For further information: https://www.govinfo.gov/content/pkg/FR-2019-06-27/pdf/2019-13110.pdf
The Supreme Court narrowly affirmed a legal principle, referred to as Auer deference, requiring courts to defer to federal agencies when agencies interpret their own regulations. The case, captioned Kisor v. Wilkie, centered on a disability benefits dispute before the Veterans Administration (VA) where the VA interpreted its administrative appeals regulations to limit the amount of time counted toward the accrual of the claimant’s retroactive benefits. Writing for a five-member majority that included Justices Ginsberg, Breyer, Sotomayor, and partial support from Chief Justice Roberts, Justice Kagan outlined the rationale behind Auer: “[W]e have thought that when granting rulemaking power to agencies, Congress usually intends to give them, too, considerable latitude to interpret the ambiguous rules they issue.” Kagan’s opinion, however, also listed requirements that can limit when federal agencies get deference for their regulatory interpretations including, among other things, that the regulation must be genuinely ambiguous, the agency interpretation must be reasonable and the interpretation must reflect agency expertise.
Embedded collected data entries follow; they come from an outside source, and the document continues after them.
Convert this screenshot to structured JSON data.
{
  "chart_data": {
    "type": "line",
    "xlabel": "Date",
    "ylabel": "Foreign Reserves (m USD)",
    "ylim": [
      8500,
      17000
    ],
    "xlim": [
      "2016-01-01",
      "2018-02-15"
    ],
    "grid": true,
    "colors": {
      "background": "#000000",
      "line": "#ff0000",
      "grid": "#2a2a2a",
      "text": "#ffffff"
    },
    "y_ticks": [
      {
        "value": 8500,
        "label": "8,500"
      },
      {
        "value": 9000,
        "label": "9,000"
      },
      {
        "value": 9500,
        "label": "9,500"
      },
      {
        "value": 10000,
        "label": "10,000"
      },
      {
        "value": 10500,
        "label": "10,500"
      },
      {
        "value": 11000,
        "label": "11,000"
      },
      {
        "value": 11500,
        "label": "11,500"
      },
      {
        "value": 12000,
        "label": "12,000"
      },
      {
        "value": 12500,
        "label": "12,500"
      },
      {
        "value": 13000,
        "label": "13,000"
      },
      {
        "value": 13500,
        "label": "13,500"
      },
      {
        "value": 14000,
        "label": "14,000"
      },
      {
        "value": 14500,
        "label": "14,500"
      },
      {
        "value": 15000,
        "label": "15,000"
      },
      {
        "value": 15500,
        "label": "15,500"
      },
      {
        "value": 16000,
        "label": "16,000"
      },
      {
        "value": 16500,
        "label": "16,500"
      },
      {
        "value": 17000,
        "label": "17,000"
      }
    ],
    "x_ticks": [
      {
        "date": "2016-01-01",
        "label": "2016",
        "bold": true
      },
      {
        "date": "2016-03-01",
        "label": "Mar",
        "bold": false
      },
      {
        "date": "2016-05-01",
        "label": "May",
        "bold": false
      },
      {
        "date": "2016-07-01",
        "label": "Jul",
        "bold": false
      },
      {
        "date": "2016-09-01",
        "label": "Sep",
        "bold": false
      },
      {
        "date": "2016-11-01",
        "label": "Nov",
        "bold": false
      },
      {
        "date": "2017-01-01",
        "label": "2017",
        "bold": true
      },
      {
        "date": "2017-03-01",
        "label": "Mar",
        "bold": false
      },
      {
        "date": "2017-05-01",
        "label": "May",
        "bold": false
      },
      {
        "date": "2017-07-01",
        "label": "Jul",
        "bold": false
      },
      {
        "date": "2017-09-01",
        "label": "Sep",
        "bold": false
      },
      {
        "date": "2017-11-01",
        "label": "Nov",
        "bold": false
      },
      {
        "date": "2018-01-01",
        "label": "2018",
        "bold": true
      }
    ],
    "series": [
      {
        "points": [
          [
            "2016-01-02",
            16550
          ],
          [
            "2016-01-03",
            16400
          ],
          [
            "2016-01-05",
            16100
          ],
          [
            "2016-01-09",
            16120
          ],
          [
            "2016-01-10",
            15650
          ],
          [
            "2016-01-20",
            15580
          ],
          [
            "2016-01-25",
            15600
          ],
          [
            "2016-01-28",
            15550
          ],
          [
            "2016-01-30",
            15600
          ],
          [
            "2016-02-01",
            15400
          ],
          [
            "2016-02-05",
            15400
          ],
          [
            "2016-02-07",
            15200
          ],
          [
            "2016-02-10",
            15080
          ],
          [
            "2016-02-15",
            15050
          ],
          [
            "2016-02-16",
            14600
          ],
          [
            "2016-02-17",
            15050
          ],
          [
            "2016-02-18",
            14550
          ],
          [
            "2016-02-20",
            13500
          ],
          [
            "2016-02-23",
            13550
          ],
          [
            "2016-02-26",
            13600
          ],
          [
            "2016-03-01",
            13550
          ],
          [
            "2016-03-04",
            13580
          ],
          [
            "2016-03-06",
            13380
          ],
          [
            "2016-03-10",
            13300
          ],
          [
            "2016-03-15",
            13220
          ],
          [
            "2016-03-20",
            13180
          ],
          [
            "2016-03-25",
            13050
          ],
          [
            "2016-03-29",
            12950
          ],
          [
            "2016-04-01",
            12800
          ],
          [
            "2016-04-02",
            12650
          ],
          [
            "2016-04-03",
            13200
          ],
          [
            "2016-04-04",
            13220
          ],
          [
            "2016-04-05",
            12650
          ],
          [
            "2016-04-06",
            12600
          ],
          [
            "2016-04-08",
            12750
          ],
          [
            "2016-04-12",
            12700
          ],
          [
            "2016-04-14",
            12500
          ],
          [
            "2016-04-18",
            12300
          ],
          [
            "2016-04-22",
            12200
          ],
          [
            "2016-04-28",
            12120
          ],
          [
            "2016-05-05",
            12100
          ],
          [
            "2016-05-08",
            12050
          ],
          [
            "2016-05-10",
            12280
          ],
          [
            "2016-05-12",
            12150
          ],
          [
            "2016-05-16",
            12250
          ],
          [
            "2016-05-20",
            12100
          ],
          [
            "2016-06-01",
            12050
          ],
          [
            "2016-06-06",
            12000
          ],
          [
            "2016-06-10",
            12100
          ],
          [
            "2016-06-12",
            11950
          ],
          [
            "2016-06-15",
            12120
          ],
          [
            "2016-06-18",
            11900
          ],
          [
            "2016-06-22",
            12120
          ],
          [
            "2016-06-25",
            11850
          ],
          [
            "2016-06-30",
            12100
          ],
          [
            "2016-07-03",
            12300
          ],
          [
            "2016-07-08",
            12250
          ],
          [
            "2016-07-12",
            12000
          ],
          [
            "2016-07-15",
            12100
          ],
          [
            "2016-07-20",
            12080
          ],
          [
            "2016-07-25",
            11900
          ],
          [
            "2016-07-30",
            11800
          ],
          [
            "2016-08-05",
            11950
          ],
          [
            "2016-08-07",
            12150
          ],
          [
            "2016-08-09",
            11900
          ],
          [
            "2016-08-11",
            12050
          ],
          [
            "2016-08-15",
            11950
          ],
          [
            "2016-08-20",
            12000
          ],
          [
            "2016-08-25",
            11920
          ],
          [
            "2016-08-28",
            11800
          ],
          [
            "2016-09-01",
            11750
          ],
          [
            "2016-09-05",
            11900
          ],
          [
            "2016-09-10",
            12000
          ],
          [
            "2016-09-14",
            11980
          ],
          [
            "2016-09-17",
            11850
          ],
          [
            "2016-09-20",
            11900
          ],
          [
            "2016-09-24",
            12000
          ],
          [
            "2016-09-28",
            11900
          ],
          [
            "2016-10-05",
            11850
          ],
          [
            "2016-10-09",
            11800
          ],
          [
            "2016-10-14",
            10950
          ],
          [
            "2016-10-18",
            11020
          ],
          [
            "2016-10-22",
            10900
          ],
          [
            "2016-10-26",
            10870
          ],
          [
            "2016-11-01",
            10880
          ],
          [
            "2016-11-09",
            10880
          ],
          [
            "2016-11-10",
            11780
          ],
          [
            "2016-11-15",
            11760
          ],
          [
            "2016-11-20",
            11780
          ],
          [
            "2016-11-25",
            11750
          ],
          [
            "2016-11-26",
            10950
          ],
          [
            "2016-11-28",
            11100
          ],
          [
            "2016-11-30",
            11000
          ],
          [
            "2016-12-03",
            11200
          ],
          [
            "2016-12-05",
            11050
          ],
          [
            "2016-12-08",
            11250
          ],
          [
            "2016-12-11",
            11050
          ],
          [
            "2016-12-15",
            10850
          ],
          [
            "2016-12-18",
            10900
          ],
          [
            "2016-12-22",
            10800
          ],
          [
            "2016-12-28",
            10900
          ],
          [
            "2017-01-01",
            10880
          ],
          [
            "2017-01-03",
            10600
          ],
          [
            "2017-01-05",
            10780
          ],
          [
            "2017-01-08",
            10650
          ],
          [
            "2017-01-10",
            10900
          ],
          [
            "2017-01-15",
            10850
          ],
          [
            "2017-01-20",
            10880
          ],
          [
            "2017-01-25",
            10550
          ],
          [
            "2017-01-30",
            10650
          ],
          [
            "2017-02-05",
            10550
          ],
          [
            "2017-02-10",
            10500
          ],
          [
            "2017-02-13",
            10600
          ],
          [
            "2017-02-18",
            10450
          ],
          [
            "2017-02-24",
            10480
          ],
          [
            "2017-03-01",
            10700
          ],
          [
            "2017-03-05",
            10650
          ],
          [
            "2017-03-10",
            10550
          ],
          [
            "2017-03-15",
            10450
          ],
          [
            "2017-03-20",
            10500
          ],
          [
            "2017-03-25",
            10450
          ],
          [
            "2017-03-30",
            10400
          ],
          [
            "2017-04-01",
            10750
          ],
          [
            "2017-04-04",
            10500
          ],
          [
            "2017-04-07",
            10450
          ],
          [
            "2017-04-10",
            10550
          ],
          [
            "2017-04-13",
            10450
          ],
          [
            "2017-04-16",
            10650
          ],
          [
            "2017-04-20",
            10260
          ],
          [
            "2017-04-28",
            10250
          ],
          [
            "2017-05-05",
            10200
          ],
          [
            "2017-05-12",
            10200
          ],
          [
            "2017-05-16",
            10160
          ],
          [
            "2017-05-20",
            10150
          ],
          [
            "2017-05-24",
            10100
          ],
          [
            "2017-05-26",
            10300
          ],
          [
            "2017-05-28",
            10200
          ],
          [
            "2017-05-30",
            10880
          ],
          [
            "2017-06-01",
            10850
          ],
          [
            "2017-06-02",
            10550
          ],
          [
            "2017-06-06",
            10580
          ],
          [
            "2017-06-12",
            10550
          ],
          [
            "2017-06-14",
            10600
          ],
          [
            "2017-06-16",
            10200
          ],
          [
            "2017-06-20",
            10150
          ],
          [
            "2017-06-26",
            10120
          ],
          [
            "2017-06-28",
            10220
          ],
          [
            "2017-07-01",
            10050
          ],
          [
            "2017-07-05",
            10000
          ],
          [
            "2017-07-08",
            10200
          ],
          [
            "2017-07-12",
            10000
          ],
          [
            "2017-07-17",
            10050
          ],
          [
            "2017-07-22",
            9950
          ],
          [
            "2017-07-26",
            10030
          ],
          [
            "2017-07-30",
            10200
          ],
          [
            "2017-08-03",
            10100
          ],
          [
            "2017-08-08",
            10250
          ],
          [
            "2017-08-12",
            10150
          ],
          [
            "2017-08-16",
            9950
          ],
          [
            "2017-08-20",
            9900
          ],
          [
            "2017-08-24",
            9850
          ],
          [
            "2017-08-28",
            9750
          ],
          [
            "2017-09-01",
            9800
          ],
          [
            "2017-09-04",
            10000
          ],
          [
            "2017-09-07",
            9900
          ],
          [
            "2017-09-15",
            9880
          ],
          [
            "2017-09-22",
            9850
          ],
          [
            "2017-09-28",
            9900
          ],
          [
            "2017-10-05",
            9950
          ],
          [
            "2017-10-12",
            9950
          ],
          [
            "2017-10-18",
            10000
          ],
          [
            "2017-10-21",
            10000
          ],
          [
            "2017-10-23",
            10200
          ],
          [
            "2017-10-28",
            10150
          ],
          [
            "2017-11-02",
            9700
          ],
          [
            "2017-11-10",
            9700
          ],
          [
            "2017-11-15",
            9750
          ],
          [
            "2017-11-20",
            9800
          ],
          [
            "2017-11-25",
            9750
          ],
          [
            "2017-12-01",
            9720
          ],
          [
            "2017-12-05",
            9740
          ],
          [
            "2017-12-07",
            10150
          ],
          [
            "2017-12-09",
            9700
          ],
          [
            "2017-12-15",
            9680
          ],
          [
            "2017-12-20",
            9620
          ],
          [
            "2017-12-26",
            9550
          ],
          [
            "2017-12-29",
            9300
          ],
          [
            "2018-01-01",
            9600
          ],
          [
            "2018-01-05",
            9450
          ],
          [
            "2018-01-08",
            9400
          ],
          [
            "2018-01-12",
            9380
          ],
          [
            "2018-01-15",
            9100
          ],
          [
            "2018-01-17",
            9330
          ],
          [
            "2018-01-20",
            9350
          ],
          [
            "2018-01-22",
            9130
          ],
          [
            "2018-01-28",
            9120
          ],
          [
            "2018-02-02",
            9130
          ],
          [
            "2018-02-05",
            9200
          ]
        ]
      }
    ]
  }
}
Justice Gorsuch wrote a dissenting opinion harshly critical of the deference doctrine that was joined in full by Thomas and in part by Justices Kavanaugh and Alito. He described the majority opinion as “more a stay of execution than a pardon,” characterizing the majority’s reasoning as based more on a desire to respect precedent than to uphold a “lawful or wise” rule. “The Court’s failure to be done with Auer, and its decision to adorn Auer with so many new and ambiguous limitations, all but guarantees we will have to pass this way again. When that day comes, I hope this Court will find the nerve it lacks today and inter Auer at last,” he wrote.